Third, we urge CMS to partner with federal and state partners to identify lead abatement opportunities and support follow-up treatment for children who have elevated blood lead levels. As you know, when dealing with lead poisoning, early intervention is crucial. Children who are not regularly screened often go undiagnosed and untreated for elevated lead levels because of the lack of identifiable symptoms. Unfortunately, we have seen what happens when lead exposure is overlooked: serious damage to the heart, kidneys, reproductive system, brain and central nervous system. Lead exposure is particularly harmful to the developing brains and nervous systems of young children—even low levels of exposure are associated with irreversible neurologic damage and behavioral disorders. We cannot afford to let more children suffer the consequences of a lack of attention to this issue.
CMS policy on follow-up care for children with elevated blood lead levels requires that state Medicaid programs cover environmental investigation and case management services. Yet, state Medicaid programs vary in their compliance with these follow-up and treatment services. We urge CMS to develop a strategy to enhance adherence to lead screening policies and ensure adequate follow-up care for children with elevated blood levels.

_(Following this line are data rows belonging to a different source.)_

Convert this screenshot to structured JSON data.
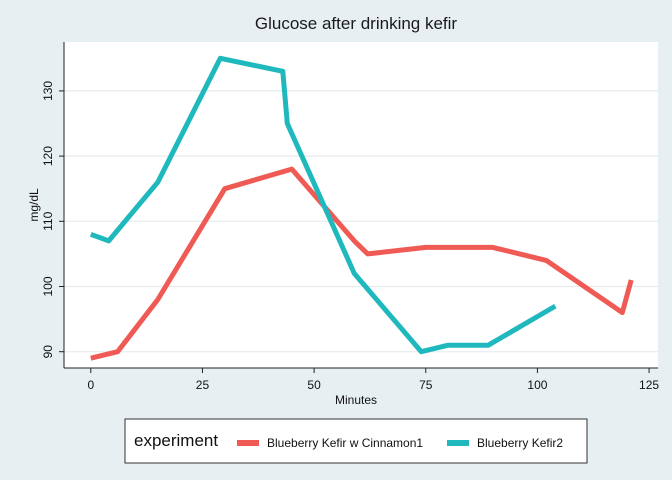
{
  "chart_data": {
    "type": "line",
    "title": "Glucose after drinking kefir",
    "xlabel": "Minutes",
    "ylabel": "mg/dL",
    "xlim": [
      -6,
      127
    ],
    "ylim": [
      87.5,
      137.5
    ],
    "xticks": [
      "0",
      "25",
      "50",
      "75",
      "100",
      "125"
    ],
    "yticks": [
      "90",
      "100",
      "110",
      "120",
      "130"
    ],
    "grid": true,
    "legend": {
      "title": "experiment",
      "position": "bottom"
    },
    "series": [
      {
        "name": "Blueberry Kefir w Cinnamon1",
        "color": "#f05a55",
        "x": [
          0,
          6,
          15,
          30,
          45,
          59,
          62,
          75,
          90,
          102,
          119,
          121
        ],
        "y": [
          89,
          90,
          98,
          115,
          118,
          107,
          105,
          106,
          106,
          104,
          96,
          101
        ]
      },
      {
        "name": "Blueberry Kefir2",
        "color": "#1fb9bd",
        "x": [
          0,
          4,
          15,
          29,
          43,
          44,
          59,
          74,
          80,
          89,
          104
        ],
        "y": [
          108,
          107,
          116,
          135,
          133,
          125,
          102,
          90,
          91,
          91,
          97
        ]
      }
    ]
  }
}
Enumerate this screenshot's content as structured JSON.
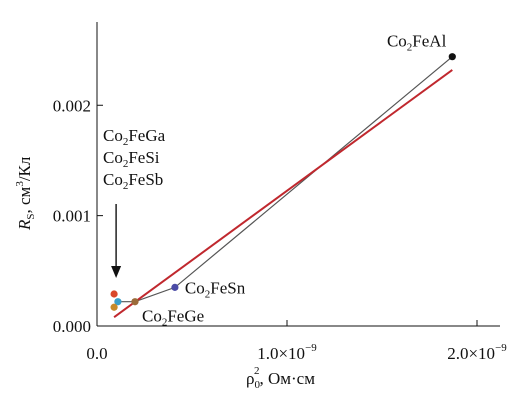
{
  "chart_data": {
    "type": "scatter",
    "xlabel": {
      "main": "ρ",
      "sub": "0",
      "sup": "2",
      "rest": ", Ом·см"
    },
    "ylabel": {
      "main": "R",
      "sub": "S",
      "rest": ", см",
      "sup": "3",
      "tail": "/Кл"
    },
    "xlim": [
      0,
      2e-09
    ],
    "ylim": [
      0,
      0.0027
    ],
    "x_ticks": [
      {
        "value": 0,
        "label": "0.0"
      },
      {
        "value": 1e-09,
        "label": "1.0×10",
        "exp": "−9"
      },
      {
        "value": 2e-09,
        "label": "2.0×10",
        "exp": "−9"
      }
    ],
    "y_ticks": [
      {
        "value": 0,
        "label": "0.000"
      },
      {
        "value": 0.001,
        "label": "0.001"
      },
      {
        "value": 0.002,
        "label": "0.002"
      }
    ],
    "points": [
      {
        "name": "Co2FeGa",
        "x": 9e-11,
        "y": 0.00029,
        "color": "#d9482b"
      },
      {
        "name": "Co2FeSi",
        "x": 1.1e-10,
        "y": 0.00022,
        "color": "#3a9fc9"
      },
      {
        "name": "Co2FeSb",
        "x": 9e-11,
        "y": 0.00017,
        "color": "#c78a2a"
      },
      {
        "name": "Co2FeGe",
        "x": 2e-10,
        "y": 0.00022,
        "color": "#9a6b3a"
      },
      {
        "name": "Co2FeSn",
        "x": 4.1e-10,
        "y": 0.00035,
        "color": "#4b4ba6"
      },
      {
        "name": "Co2FeAl",
        "x": 1.87e-09,
        "y": 0.00244,
        "color": "#111111"
      }
    ],
    "connecting_line": {
      "color": "#555555",
      "path": [
        "Co2FeSi",
        "Co2FeGe",
        "Co2FeSn",
        "Co2FeAl"
      ]
    },
    "fit_line": {
      "color": "#c0282e",
      "x": [
        9e-11,
        1.87e-09
      ],
      "y": [
        8e-05,
        0.00232
      ]
    },
    "annotations": [
      {
        "id": "al",
        "parts": [
          "Co",
          "2",
          "FeAl"
        ]
      },
      {
        "id": "ga",
        "parts": [
          "Co",
          "2",
          "FeGa"
        ]
      },
      {
        "id": "si",
        "parts": [
          "Co",
          "2",
          "FeSi"
        ]
      },
      {
        "id": "sb",
        "parts": [
          "Co",
          "2",
          "FeSb"
        ]
      },
      {
        "id": "sn",
        "parts": [
          "Co",
          "2",
          "FeSn"
        ]
      },
      {
        "id": "ge",
        "parts": [
          "Co",
          "2",
          "FeGe"
        ]
      }
    ],
    "arrow": {
      "target": "Co2FeGa"
    },
    "grid": false,
    "legend": "none"
  }
}
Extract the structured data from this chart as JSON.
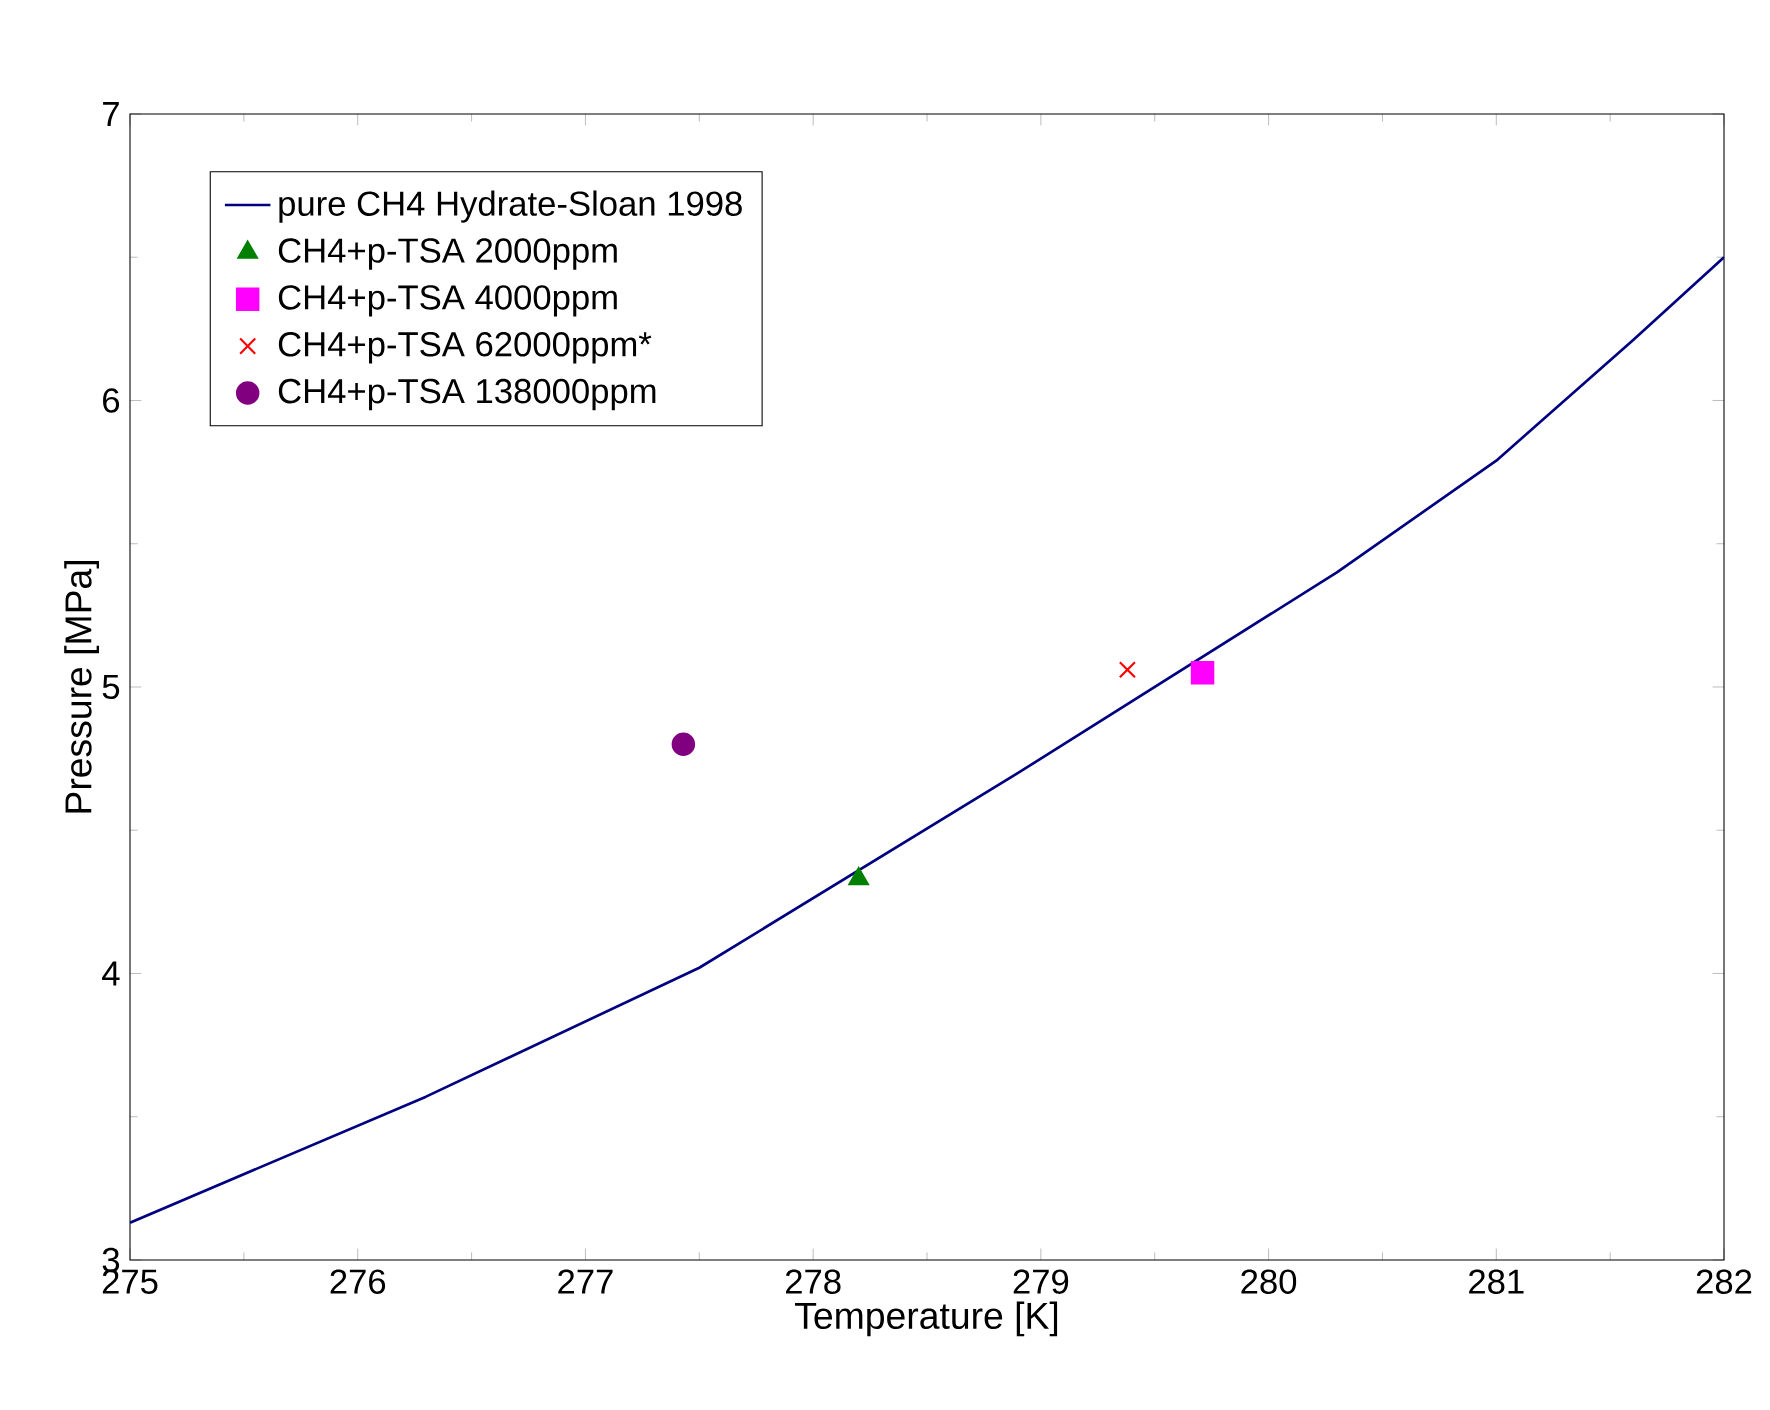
{
  "chart_data": {
    "type": "line",
    "xlabel": "Temperature [K]",
    "ylabel": "Pressure [MPa]",
    "xlim": [
      275,
      282
    ],
    "ylim": [
      3,
      7
    ],
    "xticks": [
      275,
      276,
      277,
      278,
      279,
      280,
      281,
      282
    ],
    "yticks": [
      3,
      4,
      5,
      6,
      7
    ],
    "grid": false,
    "legend": "top left",
    "series": [
      {
        "name": "pure CH4 Hydrate-Sloan 1998",
        "color": "#000080",
        "marker": "none",
        "line_style": "solid",
        "x": [
          275,
          276.3,
          277.5,
          278.9,
          280.3,
          281,
          281.6,
          282
        ],
        "values": [
          3.13,
          3.57,
          4.02,
          4.7,
          5.4,
          5.79,
          6.21,
          6.5
        ]
      },
      {
        "name": "CH4+p-TSA 2000ppm",
        "type": "scatter",
        "color": "#008000",
        "marker": "triangle",
        "x": [
          278.2
        ],
        "values": [
          4.33
        ]
      },
      {
        "name": "CH4+p-TSA 4000ppm",
        "type": "scatter",
        "color": "#ff00ff",
        "marker": "square",
        "x": [
          279.71
        ],
        "values": [
          5.05
        ]
      },
      {
        "name": "CH4+p-TSA 62000ppm*",
        "type": "scatter",
        "color": "#ff0000",
        "marker": "cross",
        "x": [
          279.38
        ],
        "values": [
          5.06
        ]
      },
      {
        "name": "CH4+p-TSA 138000ppm",
        "type": "scatter",
        "color": "#800080",
        "marker": "circle",
        "x": [
          277.43
        ],
        "values": [
          4.8
        ]
      }
    ]
  }
}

The tragedy in Flint, Michigan, and the presence of lead in water supplies and housing and schools across the country require that we review and re-examine how we can best screen for, treat, and prevent lead poisoning. We must work to ensure that we are reaching, as early as possible, children at risk of elevated blood lead levels. Accordingly, we ask that CMS reexamine and update its policy regarding lead screening for Medicaid-eligible children, provide guidance on how states can increase adherence to blood lead screening and testing for children, and work with partners to identify lead abatement opportunities and support treatment regimens.
We look forward to your prompt attention to this issue, and your response.